Designing a Cation Exchange Separation

This web site is designed to help you study the three steps in ion exchange chromatography: sample application, washing the column to remove weakly bound proteins, and elution of the protein of choice with a properly designed gradient.

It is necessary to select a resin and buffer so that the protein of interest will bind to the resin. In a cation exchange separation, the protein of interest needs to be positively charged to bind to the stationary phase in the column.

Table 1. Charge on Proteins for Cation Exchange.

The column heading indicates the pH for the separation and the stationary phase. For example, pH4.8 cm is a test mixture with a pH 4.8 mobile phase and a carboxymethyl-Sephadex stationary phase.

Protein pI pH4.8 cm pH7.2 cm pH8 cm
Carbonic Anhydrase 7.0 +16.5 -0.4 -2.7
Carboxypeptidase B 6.2 +12.0 -3.3 -6.3
Chymotrypsin 8.0 +9.0 +2.7 0.0
Lysozyme 9.8 +14.1 +7.9 +6.9

For the protein mixture in Table 1, all the proteins will bind to the cation exchanger at pH 4.8, since all are positively charged. The more positively charged the protein, the stronger it will bind. Therefore, if you elute the four proteins in this mix with a 0 to 0.2 M NaCl gradient, the elution order will be chymotrypsin, carboxypeptidase B, lysozyme, and carbonic anhydrase. Try it.

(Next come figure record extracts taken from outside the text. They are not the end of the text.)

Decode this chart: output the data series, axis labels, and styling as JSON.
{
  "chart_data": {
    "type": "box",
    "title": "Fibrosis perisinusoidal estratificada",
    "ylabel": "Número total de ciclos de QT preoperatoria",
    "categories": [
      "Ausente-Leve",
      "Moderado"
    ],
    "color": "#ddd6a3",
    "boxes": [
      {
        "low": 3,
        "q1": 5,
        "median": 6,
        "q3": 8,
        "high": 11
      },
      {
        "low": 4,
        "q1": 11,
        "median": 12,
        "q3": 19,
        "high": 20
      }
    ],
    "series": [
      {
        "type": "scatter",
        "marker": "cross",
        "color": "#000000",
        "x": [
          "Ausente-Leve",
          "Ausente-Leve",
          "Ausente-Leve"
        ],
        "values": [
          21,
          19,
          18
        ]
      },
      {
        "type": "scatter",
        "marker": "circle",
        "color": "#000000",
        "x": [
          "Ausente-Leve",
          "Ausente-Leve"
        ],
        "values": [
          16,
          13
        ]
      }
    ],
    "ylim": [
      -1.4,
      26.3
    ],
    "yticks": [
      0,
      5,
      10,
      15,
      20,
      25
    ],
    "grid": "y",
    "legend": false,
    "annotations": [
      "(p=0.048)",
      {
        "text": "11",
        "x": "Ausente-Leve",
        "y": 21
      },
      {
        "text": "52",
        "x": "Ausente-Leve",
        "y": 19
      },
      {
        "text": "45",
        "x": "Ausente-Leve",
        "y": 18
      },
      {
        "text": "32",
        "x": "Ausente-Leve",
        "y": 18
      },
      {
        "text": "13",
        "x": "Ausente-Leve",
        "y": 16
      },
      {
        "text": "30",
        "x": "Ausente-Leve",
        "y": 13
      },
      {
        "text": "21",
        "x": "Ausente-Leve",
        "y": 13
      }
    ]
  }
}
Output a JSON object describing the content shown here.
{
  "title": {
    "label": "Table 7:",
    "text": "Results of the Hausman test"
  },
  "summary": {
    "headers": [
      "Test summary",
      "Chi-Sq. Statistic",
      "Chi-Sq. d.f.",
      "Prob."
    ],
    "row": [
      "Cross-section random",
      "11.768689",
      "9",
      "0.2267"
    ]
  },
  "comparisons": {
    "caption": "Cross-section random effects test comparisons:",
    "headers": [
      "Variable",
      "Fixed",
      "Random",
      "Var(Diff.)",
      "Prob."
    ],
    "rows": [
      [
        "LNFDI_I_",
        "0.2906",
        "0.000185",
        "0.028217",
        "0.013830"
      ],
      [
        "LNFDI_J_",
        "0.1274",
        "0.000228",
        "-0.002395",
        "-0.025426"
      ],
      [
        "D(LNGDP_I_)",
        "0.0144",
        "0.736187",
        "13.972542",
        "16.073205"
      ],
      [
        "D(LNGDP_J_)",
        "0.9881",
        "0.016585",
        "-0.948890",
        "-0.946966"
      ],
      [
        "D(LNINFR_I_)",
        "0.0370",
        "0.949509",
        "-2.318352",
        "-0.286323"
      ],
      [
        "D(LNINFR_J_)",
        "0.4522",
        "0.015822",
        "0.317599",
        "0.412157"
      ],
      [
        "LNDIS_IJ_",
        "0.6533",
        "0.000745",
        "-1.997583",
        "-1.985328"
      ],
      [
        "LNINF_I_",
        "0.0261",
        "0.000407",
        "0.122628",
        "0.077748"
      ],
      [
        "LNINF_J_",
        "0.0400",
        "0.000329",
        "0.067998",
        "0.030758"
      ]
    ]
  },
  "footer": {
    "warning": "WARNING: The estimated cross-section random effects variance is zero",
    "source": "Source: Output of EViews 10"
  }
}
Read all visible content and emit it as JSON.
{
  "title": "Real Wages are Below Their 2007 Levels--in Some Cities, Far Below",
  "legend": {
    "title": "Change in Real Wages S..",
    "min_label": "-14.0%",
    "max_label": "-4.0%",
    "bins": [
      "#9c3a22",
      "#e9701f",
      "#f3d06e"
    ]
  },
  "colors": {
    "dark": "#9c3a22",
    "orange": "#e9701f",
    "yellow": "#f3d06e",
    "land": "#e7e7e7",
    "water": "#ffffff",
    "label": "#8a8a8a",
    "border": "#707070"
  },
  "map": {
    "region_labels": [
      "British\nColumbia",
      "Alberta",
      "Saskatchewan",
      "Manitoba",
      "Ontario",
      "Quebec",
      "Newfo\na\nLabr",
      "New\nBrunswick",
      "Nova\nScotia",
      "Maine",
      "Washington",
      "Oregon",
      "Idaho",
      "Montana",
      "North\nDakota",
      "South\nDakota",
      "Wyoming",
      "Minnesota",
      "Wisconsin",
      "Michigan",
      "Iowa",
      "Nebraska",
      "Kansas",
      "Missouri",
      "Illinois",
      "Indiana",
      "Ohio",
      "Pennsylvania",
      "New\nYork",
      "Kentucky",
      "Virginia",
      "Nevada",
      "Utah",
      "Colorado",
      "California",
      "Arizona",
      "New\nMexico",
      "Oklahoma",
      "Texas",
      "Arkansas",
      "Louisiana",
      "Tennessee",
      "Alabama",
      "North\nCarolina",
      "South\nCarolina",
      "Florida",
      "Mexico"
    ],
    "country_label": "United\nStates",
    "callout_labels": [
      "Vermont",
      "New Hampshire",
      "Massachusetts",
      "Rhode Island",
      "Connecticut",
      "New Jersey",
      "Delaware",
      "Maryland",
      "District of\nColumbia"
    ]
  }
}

If you use pH7.2 cm, then carbonic anhydrase and carboxypeptidase B will elute in the wash (before the gradient is initiated), followed by chymotrypsin, then lysozyme during the salt gradient.

In the mixture pH8 cm, only the lysozyme will bind to the stationary phase, the other three proteins will elute in the wash.

It is also possible to refine the salt concentration in solvents A and B so that the more weakly bound proteins will wash off the column in the wash, even if they are positively charged. For example, if you modify pH4.8 cm to have 0.1 M NaCl in solvent A and 0.2 M NaCl in solvent B, you find that the most weakly bound protein (chymotrypsin) elutes in the wash, while the other three elute in the gradient.

A similar set of test mixtures may be used for anion exchange chromatography. The same four proteins and buffers may be used as are shown in Table 1, but the stationary phase is DEAE-cellulose. Experiment with these text mixtures to see their binding and elution behaviors.